Les dix mots clés
du nouveau Japon

Premier calendrier de l'ère Reiwa, qui débutera le 1er mai 2019. (Photo Charly Triballeau/AFP)

Premier calendrier de l'ère Reiwa, qui débutera le 1er mai 2019. (Photo Charly Triballeau/AFP)

1. Heisei

L’ère de l’accomplissement de la paix

L'empereur Akihito lors de son intronisation, en 1990. (Photo Belga)

L'empereur Akihito lors de son intronisation, en 1990. (Photo Belga)

Le 30 avril 2019, l’empereur du Japon Akihito abdiquera. La passation de pouvoir symbolisera la fin de l’ère Heisei, entamée en 1989, lorsqu’il a pris la succession de son père Hirohito. Dans le système japonais, le règne de chaque empereur donne lieu à une nouvelle ère (gengô, ou nengô), qui débute lors de son intronisation (1989 fut donc Heisei 1, 2018 était Heisei 30).

Jusqu’au bout, le 125e empereur du Japon, garant de la lignée Yamato (qui règnerait sur le Japon depuis 660 avant Jésus-Christ), se sera démarqué. Né avant la Seconde Guerre mondiale, il est le dernier empereur élevé dans son enfance comme un “dieu vivant”. La Constitution de 1947 imposée par les Etats-Unis après la défaite du Japon retire à l'empereur tout pouvoir politique (et même son titre de chef de l'État).
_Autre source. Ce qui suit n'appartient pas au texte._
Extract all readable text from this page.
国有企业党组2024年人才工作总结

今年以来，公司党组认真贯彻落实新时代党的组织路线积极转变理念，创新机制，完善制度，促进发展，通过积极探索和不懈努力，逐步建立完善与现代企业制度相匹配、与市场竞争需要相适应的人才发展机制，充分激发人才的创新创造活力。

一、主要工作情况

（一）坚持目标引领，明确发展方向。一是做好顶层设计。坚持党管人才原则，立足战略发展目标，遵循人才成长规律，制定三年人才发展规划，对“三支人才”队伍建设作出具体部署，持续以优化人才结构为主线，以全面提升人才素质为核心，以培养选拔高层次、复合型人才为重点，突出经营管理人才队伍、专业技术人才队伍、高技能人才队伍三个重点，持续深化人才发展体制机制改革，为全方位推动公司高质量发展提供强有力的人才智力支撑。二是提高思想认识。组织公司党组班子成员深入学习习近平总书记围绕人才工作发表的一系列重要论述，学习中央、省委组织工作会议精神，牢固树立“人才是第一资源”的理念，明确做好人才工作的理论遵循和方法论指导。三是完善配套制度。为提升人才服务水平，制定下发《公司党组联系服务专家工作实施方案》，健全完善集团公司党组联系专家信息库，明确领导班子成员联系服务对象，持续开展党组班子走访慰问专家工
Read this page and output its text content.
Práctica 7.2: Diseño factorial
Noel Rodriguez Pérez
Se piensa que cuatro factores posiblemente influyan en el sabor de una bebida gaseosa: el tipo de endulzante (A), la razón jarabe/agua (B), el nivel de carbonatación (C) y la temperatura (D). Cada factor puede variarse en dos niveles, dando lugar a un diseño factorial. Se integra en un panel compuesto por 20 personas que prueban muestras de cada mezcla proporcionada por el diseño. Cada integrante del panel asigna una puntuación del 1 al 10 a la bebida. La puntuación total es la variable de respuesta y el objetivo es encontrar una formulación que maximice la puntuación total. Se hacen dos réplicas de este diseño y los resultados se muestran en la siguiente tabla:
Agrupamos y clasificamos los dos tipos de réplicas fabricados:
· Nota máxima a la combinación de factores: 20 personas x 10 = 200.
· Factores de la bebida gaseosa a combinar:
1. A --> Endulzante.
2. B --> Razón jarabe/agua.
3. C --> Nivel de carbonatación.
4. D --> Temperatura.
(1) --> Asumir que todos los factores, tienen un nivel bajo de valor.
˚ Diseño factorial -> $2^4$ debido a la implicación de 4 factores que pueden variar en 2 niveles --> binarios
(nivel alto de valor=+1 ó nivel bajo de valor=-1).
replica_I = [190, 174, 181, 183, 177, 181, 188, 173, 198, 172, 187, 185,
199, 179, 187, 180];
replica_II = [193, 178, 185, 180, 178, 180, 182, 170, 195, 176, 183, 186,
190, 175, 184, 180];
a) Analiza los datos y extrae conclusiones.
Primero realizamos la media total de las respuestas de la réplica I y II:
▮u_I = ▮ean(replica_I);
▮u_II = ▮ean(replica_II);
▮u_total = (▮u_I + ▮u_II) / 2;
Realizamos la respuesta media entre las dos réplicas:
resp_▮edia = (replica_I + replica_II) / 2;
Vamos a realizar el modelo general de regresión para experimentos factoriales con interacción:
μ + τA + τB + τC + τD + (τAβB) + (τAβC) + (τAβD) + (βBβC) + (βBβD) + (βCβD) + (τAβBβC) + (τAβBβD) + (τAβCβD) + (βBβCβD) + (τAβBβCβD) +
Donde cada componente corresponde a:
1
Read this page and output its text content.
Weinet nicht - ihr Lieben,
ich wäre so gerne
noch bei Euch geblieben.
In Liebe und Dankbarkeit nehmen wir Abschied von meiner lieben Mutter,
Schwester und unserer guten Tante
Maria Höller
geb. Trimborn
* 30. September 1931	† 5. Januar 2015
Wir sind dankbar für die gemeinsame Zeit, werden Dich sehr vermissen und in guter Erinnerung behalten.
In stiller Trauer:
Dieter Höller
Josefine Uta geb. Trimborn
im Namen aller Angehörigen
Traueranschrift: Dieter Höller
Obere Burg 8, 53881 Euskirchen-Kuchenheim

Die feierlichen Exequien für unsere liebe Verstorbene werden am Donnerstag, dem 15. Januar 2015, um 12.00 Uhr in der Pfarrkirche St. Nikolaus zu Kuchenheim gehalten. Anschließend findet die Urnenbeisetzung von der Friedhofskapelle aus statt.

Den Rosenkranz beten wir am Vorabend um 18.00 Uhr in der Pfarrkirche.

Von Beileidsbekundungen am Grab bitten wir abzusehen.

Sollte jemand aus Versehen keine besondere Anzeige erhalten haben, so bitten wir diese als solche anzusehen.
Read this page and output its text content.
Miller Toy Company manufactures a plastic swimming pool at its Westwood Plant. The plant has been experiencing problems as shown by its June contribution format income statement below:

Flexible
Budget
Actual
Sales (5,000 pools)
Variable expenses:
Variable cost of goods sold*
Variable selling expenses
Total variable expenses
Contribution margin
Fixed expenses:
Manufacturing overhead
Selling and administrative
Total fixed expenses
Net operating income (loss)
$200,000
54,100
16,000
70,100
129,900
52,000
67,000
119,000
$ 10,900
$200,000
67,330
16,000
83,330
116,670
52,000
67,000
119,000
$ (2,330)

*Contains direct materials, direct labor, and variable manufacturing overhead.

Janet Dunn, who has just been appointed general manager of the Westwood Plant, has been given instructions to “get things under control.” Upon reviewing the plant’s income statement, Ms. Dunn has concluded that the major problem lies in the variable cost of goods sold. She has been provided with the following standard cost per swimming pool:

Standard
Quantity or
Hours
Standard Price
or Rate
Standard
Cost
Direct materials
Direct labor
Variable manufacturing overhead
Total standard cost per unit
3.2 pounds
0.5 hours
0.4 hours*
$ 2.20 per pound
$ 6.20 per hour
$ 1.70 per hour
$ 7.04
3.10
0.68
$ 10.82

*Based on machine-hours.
Il n’est plus que “Symbole de l'État”.

Plus que son père Hirohito, décédé en 1989, il a appartenu à Akihito d’incarner ce changement - ce que semblait symboliser le nom de son règne, Heisei,  officiellement traduit par « accomplissement de la paix ».

Soucieux de modernisation - peut-être plus que le Japonais ordinaire -, Akihito s’est distingué. D’abord, en épousant une roturière catholique, Michiko Shoda. Ensuite, en décidant de garder leurs enfants auprès de lui pour les élever.